On the eve of a gala to celebrate the 30th anniversary of the Hong Kong chapter of the Asian Cultural Council, four of its patrons tell Oliver Giles of its invaluable work supporting the arts.

Oliver Giles
Building Bridges
A lot has changed since 1963, when a Hong Kong based artist travelling to New York would have had to be on the move for several days, hopping from Japan to Hawaii to San Francisco before finally landing on the East Coast. Today, it takes just 16 hours to fly from one city to the other to engage in the all-important cross-pollination that feeds creativity. “But the idea of creating bridges through cultural exchange is as relevant as it ever was,” says Hans Michael Jebsen. “That mission was relevant when John D Rockefeller III founded the Asian Cultural Council [ACC] in 1963 and it’s just as relevant today.”
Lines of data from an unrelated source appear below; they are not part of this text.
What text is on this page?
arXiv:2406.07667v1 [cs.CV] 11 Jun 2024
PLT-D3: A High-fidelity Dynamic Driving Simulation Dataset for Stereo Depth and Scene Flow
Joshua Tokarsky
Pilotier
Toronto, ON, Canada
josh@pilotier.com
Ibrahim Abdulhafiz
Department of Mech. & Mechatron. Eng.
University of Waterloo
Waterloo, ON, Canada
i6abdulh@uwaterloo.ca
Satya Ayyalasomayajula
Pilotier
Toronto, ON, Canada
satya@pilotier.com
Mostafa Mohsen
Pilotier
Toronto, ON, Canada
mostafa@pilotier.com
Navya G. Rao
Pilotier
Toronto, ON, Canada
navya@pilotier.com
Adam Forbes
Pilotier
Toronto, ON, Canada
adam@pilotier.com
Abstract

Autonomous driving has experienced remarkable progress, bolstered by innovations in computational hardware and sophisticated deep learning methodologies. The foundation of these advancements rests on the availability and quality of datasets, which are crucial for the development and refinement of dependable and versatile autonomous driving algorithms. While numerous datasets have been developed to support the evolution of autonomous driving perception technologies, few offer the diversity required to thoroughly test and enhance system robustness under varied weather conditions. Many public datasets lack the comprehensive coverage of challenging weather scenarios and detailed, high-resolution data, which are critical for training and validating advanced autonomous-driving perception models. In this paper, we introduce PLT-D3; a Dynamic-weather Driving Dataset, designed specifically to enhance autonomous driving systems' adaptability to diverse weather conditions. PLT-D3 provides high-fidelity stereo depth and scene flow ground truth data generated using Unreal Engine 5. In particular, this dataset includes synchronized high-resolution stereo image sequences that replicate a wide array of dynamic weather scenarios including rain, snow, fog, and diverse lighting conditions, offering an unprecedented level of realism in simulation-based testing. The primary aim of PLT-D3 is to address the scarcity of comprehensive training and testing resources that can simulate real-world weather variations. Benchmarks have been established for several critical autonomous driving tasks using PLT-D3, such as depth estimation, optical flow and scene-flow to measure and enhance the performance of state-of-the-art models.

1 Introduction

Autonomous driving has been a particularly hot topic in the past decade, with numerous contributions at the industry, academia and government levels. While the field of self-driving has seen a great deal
Hans Michael is the chairman of the Asian Cultural Council (HK) Foundation, the local chapter of the New York-based ACC, an organisation that awards grants to artists and scholars from Asia looking to study or work in the US—and vice versa—as well as grants to Asia-based artists looking to work elsewhere in the region. The ACC has awarded more than 6,000 fellowships since it was established, roughly 600 of which have been granted to creatives from Hong Kong, Macau and Mainland China since the Hong Kong office was established 30 years ago.

The ACC isn’t focused on a single discipline; it has awarded fellowships to recipients as diverse as dancer Shen Wei, film director Chen Kaige and Asia Art Archive founder Claire Hsu-Vuchot. “Diversity is strength—I think that’s a very fundamental belief that we all share at the ACC,” explains Hans Michael. Marissa Fung-Shaw, a board member of the Hong Kong chapter, adds: “When you have cultural exchange, then the more art forms you have, the better it is for the different artists—everyone can learn from each other.”